Figure 2.88: Determine pedal resistance scenario

Figure 2.89: Compute bike physics

Add message parameters

Rather than show all the stages of development of the scenarios, the previous step is shown already including the message parameters.

Add flows

Rather than show all the stages of development of the scenarios, the previous step is shown already including the continuous flows.

Create parameter and flow types

The detail of how to create all the types is the subject of the next recipe, Creating the Logical Data Schema. The reader is referred to that recipe for more information.

Create ports and interfaces

Now that we have the set of flows between the actors and the system and have characterized them, we can create the interfaces. In this example, we are using the SysML 1.3 standard approach of using proxy ports and interface blocks, rather than standard ports, flow ports, and standard interfaces. This is a bit more work than using the older approach but is more modern and descriptive.

Figure 2.83 shows the execution context of the use case analysis for the Control Resistance use case.
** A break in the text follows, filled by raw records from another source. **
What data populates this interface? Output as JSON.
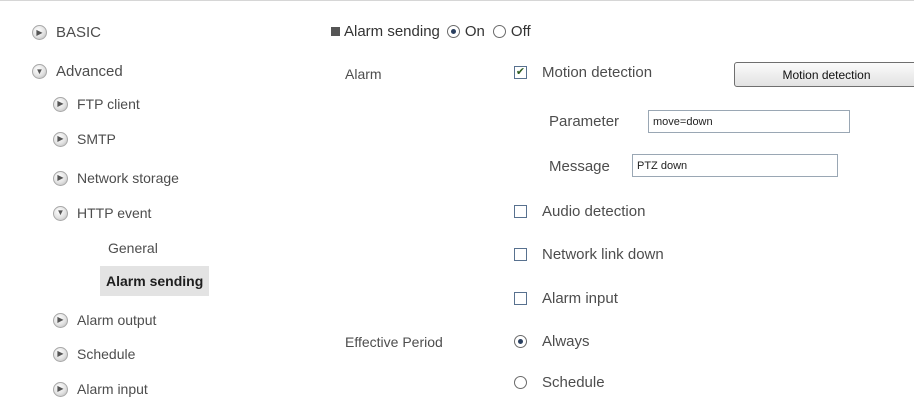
{
  "sidebar": {
    "basic": "BASIC",
    "advanced": "Advanced",
    "ftp_client": "FTP client",
    "smtp": "SMTP",
    "network_storage": "Network storage",
    "http_event": "HTTP event",
    "general": "General",
    "alarm_sending": "Alarm sending",
    "alarm_output": "Alarm output",
    "schedule": "Schedule",
    "alarm_input": "Alarm input"
  },
  "form": {
    "title": "Alarm sending",
    "on_label": "On",
    "off_label": "Off",
    "alarm_label": "Alarm",
    "motion_detection": "Motion detection",
    "motion_detection_button": "Motion detection",
    "parameter_label": "Parameter",
    "parameter_value": "move=down",
    "message_label": "Message",
    "message_value": "PTZ down",
    "audio_detection": "Audio detection",
    "network_link_down": "Network link down",
    "alarm_input": "Alarm input",
    "effective_period_label": "Effective Period",
    "always": "Always",
    "schedule": "Schedule"
  }
}
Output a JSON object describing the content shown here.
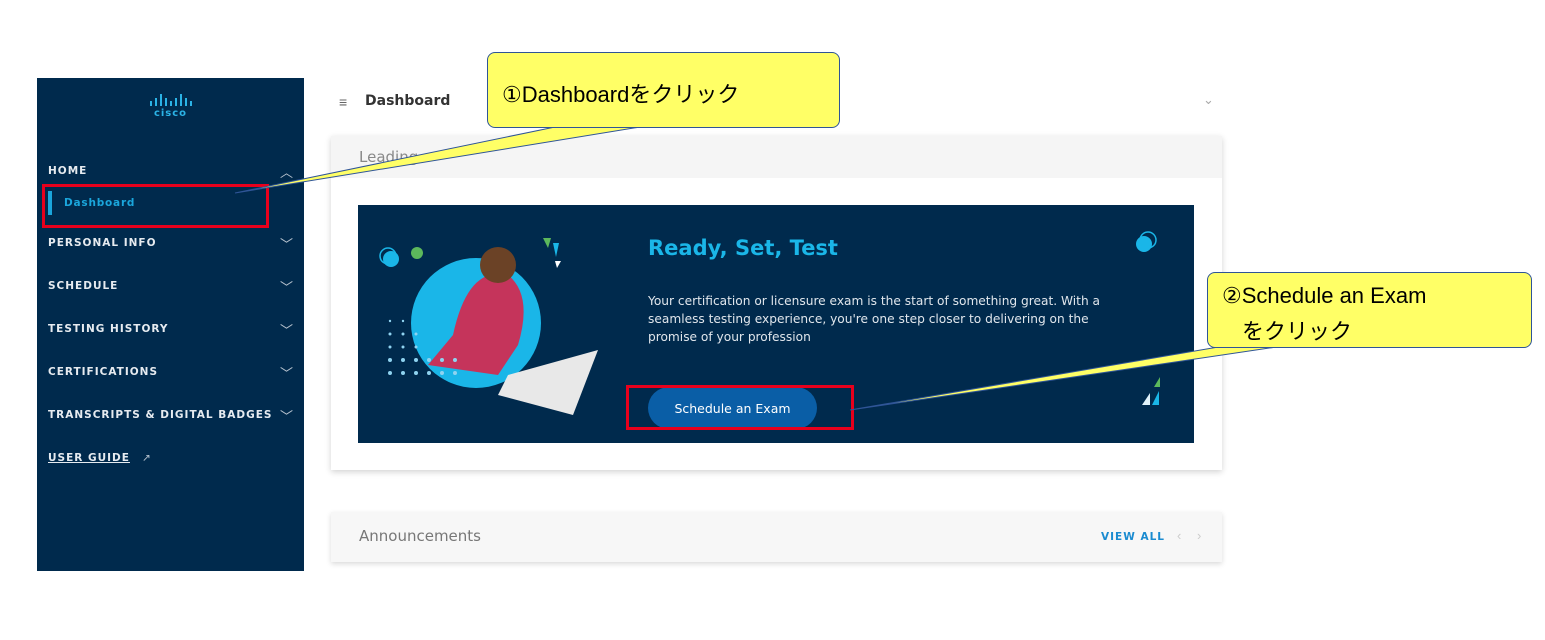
{
  "sidebar": {
    "logo": "cisco",
    "items": [
      {
        "label": "HOME",
        "expanded": true
      },
      {
        "label": "PERSONAL INFO"
      },
      {
        "label": "SCHEDULE"
      },
      {
        "label": "TESTING HISTORY"
      },
      {
        "label": "CERTIFICATIONS"
      },
      {
        "label": "TRANSCRIPTS & DIGITAL BADGES"
      }
    ],
    "active_sub_item": "Dashboard",
    "user_guide": "USER GUIDE"
  },
  "topbar": {
    "title": "Dashboard",
    "menu_icon": "≡",
    "chevron": "⌄"
  },
  "card": {
    "header": "Leading",
    "banner": {
      "title": "Ready, Set, Test",
      "text": "Your certification or licensure exam is the start of something great. With a seamless testing experience, you're one step closer to delivering on the promise of your profession",
      "button": "Schedule an Exam"
    }
  },
  "announcements": {
    "title": "Announcements",
    "view_all": "VIEW ALL"
  },
  "callouts": {
    "one": "①Dashboardをクリック",
    "two_line1": "②Schedule an Exam",
    "two_line2": "をクリック"
  },
  "colors": {
    "sidebar": "#002a4d",
    "accent": "#1aa6dc",
    "button": "#0a5ea6",
    "highlight": "#e8001c",
    "callout": "#ffff66"
  }
}
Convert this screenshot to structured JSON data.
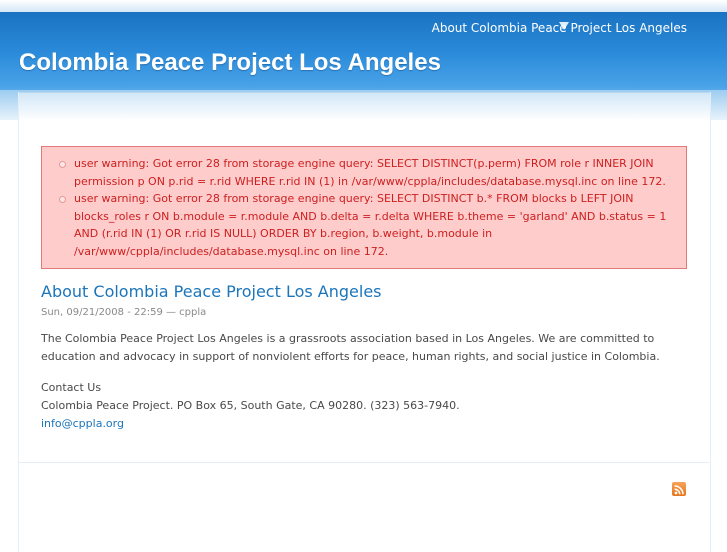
{
  "nav": {
    "primary_link": "About Colombia Peace Project Los Angeles"
  },
  "site": {
    "name": "Colombia Peace Project Los Angeles"
  },
  "messages": {
    "errors": [
      "user warning: Got error 28 from storage engine query: SELECT DISTINCT(p.perm) FROM role r INNER JOIN permission p ON p.rid = r.rid WHERE r.rid IN (1) in /var/www/cppla/includes/database.mysql.inc on line 172.",
      "user warning: Got error 28 from storage engine query: SELECT DISTINCT b.* FROM blocks b LEFT JOIN blocks_roles r ON b.module = r.module AND b.delta = r.delta WHERE b.theme = 'garland' AND b.status = 1 AND (r.rid IN (1) OR r.rid IS NULL) ORDER BY b.region, b.weight, b.module in /var/www/cppla/includes/database.mysql.inc on line 172."
    ]
  },
  "node": {
    "title": "About Colombia Peace Project Los Angeles",
    "submitted": "Sun, 09/21/2008 - 22:59 — cppla",
    "paragraph1": "The Colombia Peace Project Los Angeles is a grassroots association based in Los Angeles. We are committed to education and advocacy in support of nonviolent efforts for peace, human rights, and social justice in Colombia.",
    "contact_heading": "Contact Us",
    "contact_address": "Colombia Peace Project. PO Box 65, South Gate, CA 90280. (323) 563-7940.",
    "contact_email": "info@cppla.org"
  },
  "footer": {
    "icon": "rss-feed-icon"
  },
  "colors": {
    "header_blue": "#2a8ad9",
    "link_blue": "#1b75bb",
    "error_background": "#ffcccc",
    "error_text": "#cc1f1f",
    "feed_orange": "#e5741b"
  }
}
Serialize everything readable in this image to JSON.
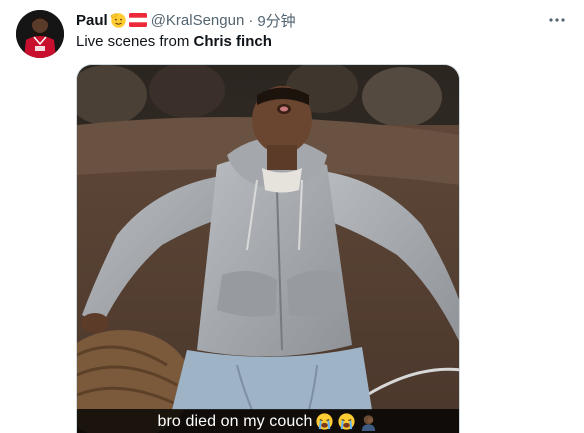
{
  "tweet": {
    "author": {
      "display_name": "Paul",
      "name_emojis": [
        "salute-face-emoji",
        "austria-flag-emoji"
      ],
      "handle": "@KralSengun",
      "separator": "·",
      "timestamp": "9分钟"
    },
    "more_icon": "more-horizontal-icon",
    "text_prefix": "Live scenes from ",
    "text_bold": "Chris finch",
    "media": {
      "caption": "bro died on my couch",
      "caption_emojis": [
        "loudly-crying-face-emoji",
        "loudly-crying-face-emoji",
        "man-facepalming-emoji"
      ]
    }
  },
  "colors": {
    "primary_text": "#0f1419",
    "secondary_text": "#536471",
    "border": "#cfd9de"
  }
}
Although the diagram is itself a block definition diagram, Cameo allows you to show diagrams within diagrams; thus the corresponding internal block diagram is shown at the bottom of the figure. The IBD parts of the use case block Uc_ControlResistance and the actor blocks aCR_Rider and aCR_TrainingApp with SysML connectors between the appropriate ports. Note that, by convention, the unconjugated form interface is referenced at the use case block end of the connector and the conjugated form is used at the actor end, as indicated by the tilde (“~”) in front of the interface block name.
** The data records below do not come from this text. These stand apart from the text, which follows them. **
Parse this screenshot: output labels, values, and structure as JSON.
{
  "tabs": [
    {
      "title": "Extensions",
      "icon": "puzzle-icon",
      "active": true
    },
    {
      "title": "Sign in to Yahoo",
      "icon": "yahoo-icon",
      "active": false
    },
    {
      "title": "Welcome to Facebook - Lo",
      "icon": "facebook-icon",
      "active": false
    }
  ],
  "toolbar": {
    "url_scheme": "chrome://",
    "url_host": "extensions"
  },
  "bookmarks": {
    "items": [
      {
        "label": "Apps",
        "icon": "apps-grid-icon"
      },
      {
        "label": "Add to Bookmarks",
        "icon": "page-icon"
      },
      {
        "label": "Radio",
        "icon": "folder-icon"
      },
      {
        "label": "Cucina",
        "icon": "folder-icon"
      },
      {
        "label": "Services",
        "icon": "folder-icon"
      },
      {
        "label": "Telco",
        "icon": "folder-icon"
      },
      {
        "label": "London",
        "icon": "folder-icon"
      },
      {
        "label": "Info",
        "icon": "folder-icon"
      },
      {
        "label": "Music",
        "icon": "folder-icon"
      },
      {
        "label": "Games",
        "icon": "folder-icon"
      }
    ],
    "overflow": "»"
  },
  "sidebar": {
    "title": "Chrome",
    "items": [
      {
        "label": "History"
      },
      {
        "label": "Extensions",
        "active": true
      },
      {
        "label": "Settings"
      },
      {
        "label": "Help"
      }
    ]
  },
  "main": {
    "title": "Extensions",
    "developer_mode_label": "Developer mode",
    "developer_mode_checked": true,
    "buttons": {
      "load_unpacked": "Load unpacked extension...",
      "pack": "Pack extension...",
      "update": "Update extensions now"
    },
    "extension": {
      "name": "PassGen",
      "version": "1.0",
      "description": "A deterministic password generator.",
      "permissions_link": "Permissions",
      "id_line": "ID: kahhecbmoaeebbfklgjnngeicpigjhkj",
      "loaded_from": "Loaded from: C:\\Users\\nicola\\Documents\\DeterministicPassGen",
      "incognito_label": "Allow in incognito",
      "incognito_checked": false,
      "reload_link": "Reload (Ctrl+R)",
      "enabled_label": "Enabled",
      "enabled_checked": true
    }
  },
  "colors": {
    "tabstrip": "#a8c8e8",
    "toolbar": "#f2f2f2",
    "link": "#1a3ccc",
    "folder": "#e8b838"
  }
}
At the top of the diagram are the (current empty) interface blocks that will be elaborated on in this step. Later, during architecture development, these interface blocks will be added to the interfaces provided by the system and decomposed and allocated to the subsystems.

A note about naming conventions

The package Functional Analysis Pkg::Control Resistance Pkg holding the model used in this recipe provides a sandbox for the purpose of analyzing the Control Resistance use case. To that end, a block representing the use case is created and given the name uc_ControlResistance.
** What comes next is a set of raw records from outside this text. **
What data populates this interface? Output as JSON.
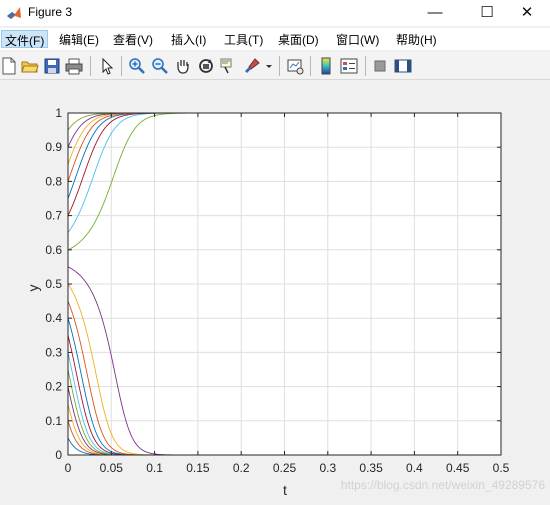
{
  "window": {
    "title": "Figure 3",
    "minimize_glyph": "—",
    "maximize_glyph": "☐",
    "close_glyph": "✕"
  },
  "menu": {
    "items": [
      {
        "label": "文件(F)"
      },
      {
        "label": "编辑(E)"
      },
      {
        "label": "查看(V)"
      },
      {
        "label": "插入(I)"
      },
      {
        "label": "工具(T)"
      },
      {
        "label": "桌面(D)"
      },
      {
        "label": "窗口(W)"
      },
      {
        "label": "帮助(H)"
      }
    ],
    "active_index": 0
  },
  "toolbar": {
    "icons": [
      "new-file-icon",
      "open-folder-icon",
      "save-icon",
      "print-icon",
      "pointer-icon",
      "zoom-in-icon",
      "zoom-out-icon",
      "pan-hand-icon",
      "rotate-3d-icon",
      "data-cursor-icon",
      "brush-icon",
      "dropdown-arrow-icon",
      "link-plot-icon",
      "colorbar-icon",
      "legend-icon",
      "hide-plot-tools-icon",
      "show-plot-tools-icon"
    ]
  },
  "watermark": "https://blog.csdn.net/weixin_49289576",
  "chart_data": {
    "type": "line",
    "title": "",
    "xlabel": "t",
    "ylabel": "y",
    "xlim": [
      0,
      0.5
    ],
    "ylim": [
      0,
      1
    ],
    "xticks": [
      "0",
      "0.05",
      "0.1",
      "0.15",
      "0.2",
      "0.25",
      "0.3",
      "0.35",
      "0.4",
      "0.45",
      "0.5"
    ],
    "yticks": [
      "0",
      "0.1",
      "0.2",
      "0.3",
      "0.4",
      "0.5",
      "0.6",
      "0.7",
      "0.8",
      "0.9",
      "1"
    ],
    "grid": true,
    "initial_values": [
      0.05,
      0.1,
      0.15,
      0.2,
      0.25,
      0.3,
      0.35,
      0.4,
      0.45,
      0.5,
      0.55,
      0.6,
      0.65,
      0.7,
      0.75,
      0.8,
      0.85,
      0.9,
      0.95
    ],
    "series_colors": [
      "#0072BD",
      "#D95319",
      "#EDB120",
      "#7E2F8E",
      "#77AC30",
      "#4DBEEE",
      "#A2142F"
    ]
  }
}
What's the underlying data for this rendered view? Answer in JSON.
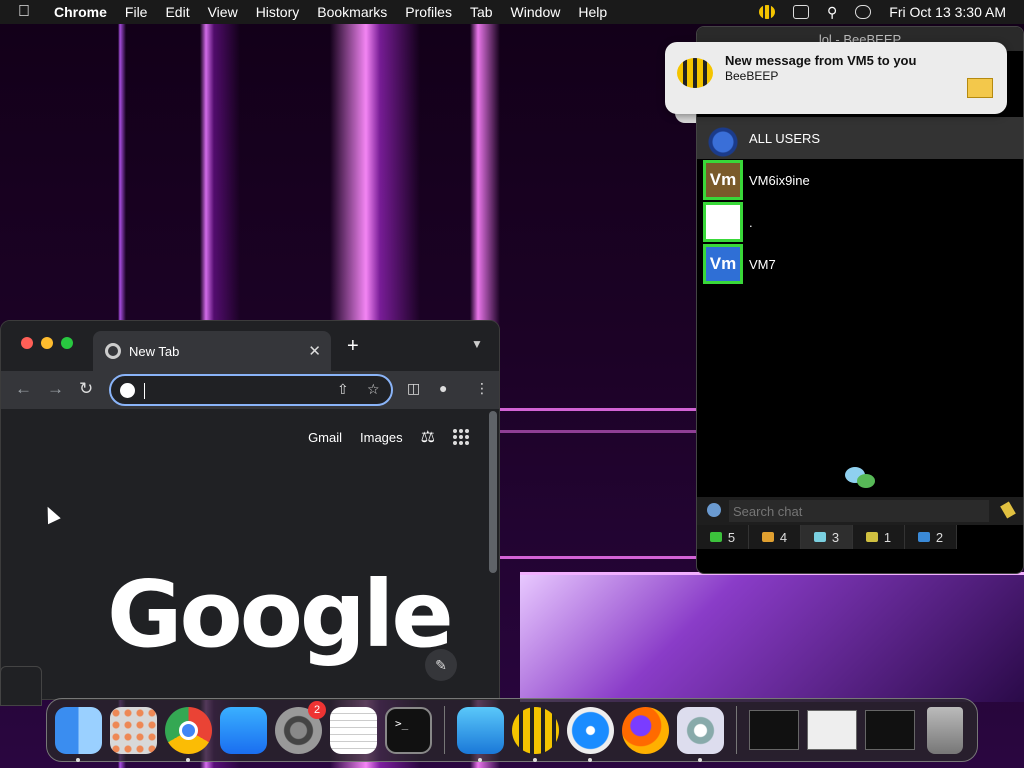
{
  "menubar": {
    "items": [
      "Chrome",
      "File",
      "Edit",
      "View",
      "History",
      "Bookmarks",
      "Profiles",
      "Tab",
      "Window",
      "Help"
    ],
    "clock": "Fri Oct 13  3:30 AM"
  },
  "chrome": {
    "tab_title": "New Tab",
    "omnibox_value": "",
    "links": {
      "gmail": "Gmail",
      "images": "Images"
    },
    "logo": "Google"
  },
  "notification": {
    "title": "New message from VM5 to you",
    "subtitle": "BeeBEEP"
  },
  "beebeep": {
    "window_title": "lol - BeeBEEP",
    "users": [
      {
        "name": "ALL USERS",
        "avatar": ""
      },
      {
        "name": "VM6ix9ine",
        "avatar": "Vm",
        "color": "#7a5a2a"
      },
      {
        "name": ".",
        "avatar": "",
        "color": "#ffffff"
      },
      {
        "name": "VM7",
        "avatar": "Vm",
        "color": "#2f6fd6"
      }
    ],
    "search_placeholder": "Search chat",
    "tabs": [
      {
        "count": "5",
        "icon_color": "#3cc23c"
      },
      {
        "count": "4",
        "icon_color": "#e0a030"
      },
      {
        "count": "3",
        "icon_color": "#7ad0e0"
      },
      {
        "count": "1",
        "icon_color": "#d0c040"
      },
      {
        "count": "2",
        "icon_color": "#3a8ad8"
      }
    ]
  },
  "dock": {
    "settings_badge": "2"
  }
}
For the actors, local blocks are created for the purpose of analysis and are given the names of a (for actor), followed by the initials of the use case (CR) followed by the name of the actor (with white space removed). So, these sandbox actor blocks are named aCR_Rider and aCR_TrainingApp. The interfaces are all named i <use case block name> “_” <actor block name>, as in iControlResistance_ Rider. This makes it easy to enforce naming consistency at the expense of sometimes creating lengthy names.

Since the flows are shown on the sequence diagrams, it is a simple matter to add these elements to the interface blocks:

  • For each message from the use case to an actor, add that signal reception as required to the interface block defining that port.
  • For each message from an actor to the use case, add that signal reception as provided to the interface block defining that port.
  • For each flow from the use case to an actor, add that flow as an output flow property to the interface block defining that port.
  • For each flow from an actor to the use case, add that flow as an input flow property to the interface block defining that port.

The result is shown in Figure 2.90. Note that the event receptions are either provided (prov) or required (reqd) while the flow properties are either in or out (from the use case block perspective):

Figure 2.90: Created interface blocks

You should note that these are, of course, logical interfaces. As such, they reflect the intent and content of the messages but not their physical realization. For example, bike data sent to the training app is modeled in the logical interface as an event, but the implementation will actually be as a Bluetooth message. The creation of physical interfaces from logical ones is discussed in the last chapter.